C’est alors que du pentacle, émergea une gigantesque piscine circulaire, qui s’étendait sur toute la scène. Le présentateur s’en alla précipitamment en passant sous le crâne. Vivian et Julia se trouvaient côte à côte sur un tapis flottant jaune fluorescent. Ils tenaient avec difficulté sur leur radeau de fortune. Malgré toutes ces apparitions, Vivian continuait de chanter même s’il ne pouvait plus danser avec autant d’aisance qu’au début de la chanson. Il tenait son micro et sa main coupée dans une main et maintenait son épée en l’air, prêt à l’abattre sur les abominations dissimulées sous les eaux. Julia avait son arme braquée sur la piscine et regardait tout autour d’elle.

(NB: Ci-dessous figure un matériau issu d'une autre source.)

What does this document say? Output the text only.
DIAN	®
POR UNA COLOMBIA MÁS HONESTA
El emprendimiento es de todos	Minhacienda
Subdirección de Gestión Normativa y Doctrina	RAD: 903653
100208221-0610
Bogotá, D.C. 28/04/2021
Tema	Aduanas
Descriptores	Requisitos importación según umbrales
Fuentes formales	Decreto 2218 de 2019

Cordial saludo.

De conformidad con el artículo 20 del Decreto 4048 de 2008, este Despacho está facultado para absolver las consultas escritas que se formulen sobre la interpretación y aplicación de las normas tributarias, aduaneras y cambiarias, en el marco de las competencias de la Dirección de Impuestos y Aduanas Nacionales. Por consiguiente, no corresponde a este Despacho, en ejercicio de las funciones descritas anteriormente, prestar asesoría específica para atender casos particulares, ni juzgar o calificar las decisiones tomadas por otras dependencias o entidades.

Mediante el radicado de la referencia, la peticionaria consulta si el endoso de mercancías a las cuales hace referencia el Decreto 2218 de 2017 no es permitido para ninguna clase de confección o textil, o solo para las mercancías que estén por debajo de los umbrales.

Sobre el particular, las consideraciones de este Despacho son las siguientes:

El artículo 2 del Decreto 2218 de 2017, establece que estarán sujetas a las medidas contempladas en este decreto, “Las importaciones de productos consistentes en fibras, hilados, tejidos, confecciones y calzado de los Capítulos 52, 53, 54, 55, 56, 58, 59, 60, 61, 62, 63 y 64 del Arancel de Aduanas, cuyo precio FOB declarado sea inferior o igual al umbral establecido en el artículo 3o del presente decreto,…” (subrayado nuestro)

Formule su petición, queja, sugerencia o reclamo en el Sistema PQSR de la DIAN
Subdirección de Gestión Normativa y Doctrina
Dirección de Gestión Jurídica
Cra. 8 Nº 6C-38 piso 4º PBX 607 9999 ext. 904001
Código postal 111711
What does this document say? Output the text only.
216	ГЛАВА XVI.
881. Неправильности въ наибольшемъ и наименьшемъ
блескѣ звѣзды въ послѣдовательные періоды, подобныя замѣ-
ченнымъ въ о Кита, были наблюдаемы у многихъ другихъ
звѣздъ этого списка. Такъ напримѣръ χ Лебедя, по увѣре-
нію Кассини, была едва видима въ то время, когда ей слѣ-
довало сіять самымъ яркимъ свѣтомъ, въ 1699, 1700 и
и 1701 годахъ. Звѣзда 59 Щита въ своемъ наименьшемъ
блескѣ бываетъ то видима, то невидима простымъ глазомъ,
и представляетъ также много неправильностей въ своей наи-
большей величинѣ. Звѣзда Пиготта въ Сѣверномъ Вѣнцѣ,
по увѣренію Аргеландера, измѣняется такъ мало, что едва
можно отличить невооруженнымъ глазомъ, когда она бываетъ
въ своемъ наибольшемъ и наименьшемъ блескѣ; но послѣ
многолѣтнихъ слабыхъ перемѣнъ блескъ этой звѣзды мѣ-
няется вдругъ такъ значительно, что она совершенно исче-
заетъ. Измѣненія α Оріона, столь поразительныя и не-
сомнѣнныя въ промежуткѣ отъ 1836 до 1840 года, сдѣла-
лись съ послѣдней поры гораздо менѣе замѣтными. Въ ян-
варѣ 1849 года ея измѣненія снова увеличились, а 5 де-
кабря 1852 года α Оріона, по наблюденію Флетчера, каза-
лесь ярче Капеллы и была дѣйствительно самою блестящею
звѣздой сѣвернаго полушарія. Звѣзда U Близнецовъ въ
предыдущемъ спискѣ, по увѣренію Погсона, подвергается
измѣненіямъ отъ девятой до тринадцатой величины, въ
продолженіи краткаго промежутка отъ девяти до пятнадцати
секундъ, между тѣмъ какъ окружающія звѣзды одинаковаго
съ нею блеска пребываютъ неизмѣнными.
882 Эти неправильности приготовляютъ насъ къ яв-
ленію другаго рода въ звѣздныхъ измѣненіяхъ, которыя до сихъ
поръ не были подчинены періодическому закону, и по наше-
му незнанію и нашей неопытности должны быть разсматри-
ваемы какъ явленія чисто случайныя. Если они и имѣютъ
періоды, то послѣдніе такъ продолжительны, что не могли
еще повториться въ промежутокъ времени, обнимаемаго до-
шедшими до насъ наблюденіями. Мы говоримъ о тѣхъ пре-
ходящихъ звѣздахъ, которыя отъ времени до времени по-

Le public acclamait le spectacle par des signes des cornes et des headbangs. L’un d’entre eux fit le signe de ralliement en mettant le pouce, et fut instantanément tiré vers le bas. Ce fut Naguini qui émergea à la place du malheureux. Il regardait les forêts de mains levées d’un regard froid et vigilant. Il tenait une corbeille en osier qui contenait déjà plusieurs pouces.

Une lumière éclatante balaya les ombres de la salle, donnant l’impression de se trouver en plein été sous un Soleil caniculaire. Un groupe d’hommes d’origine asiatique sortirent de la piscine. Ils étaient entièrement nus à l’exception de leur intimité, dissimulée sous une feuille de vigne. Ils se mirent tout autour de la piscine et dansèrent en prenant des positions plus extravagantes les unes que les autres.

Un peu plus tard, une femme en kimono émergea de l’eau en tenant une boîte. Son visage était inexpressif. Elle marcha lentement jusqu’à être sur le devant de la scène. Elle ouvrit lentement sa boîte. À l’intérieur, on pouvait y voir des chocolats un peu particuliers. Ils avaient la forme de tête de renard qui ouvrait et fermait leurs mâchoires au rythme de la musique. Il y en avait au chocolat noir, blanc, au lait et parfois un mélange des trois. Le spectacle continua sans nouvelles apparitions.

À la fin de la musique, le public acclama Vivian. Il salua modestement comme s'il n’avait rien fait d’extraordinaire. La lumière éclatante s’éteignit sans raison.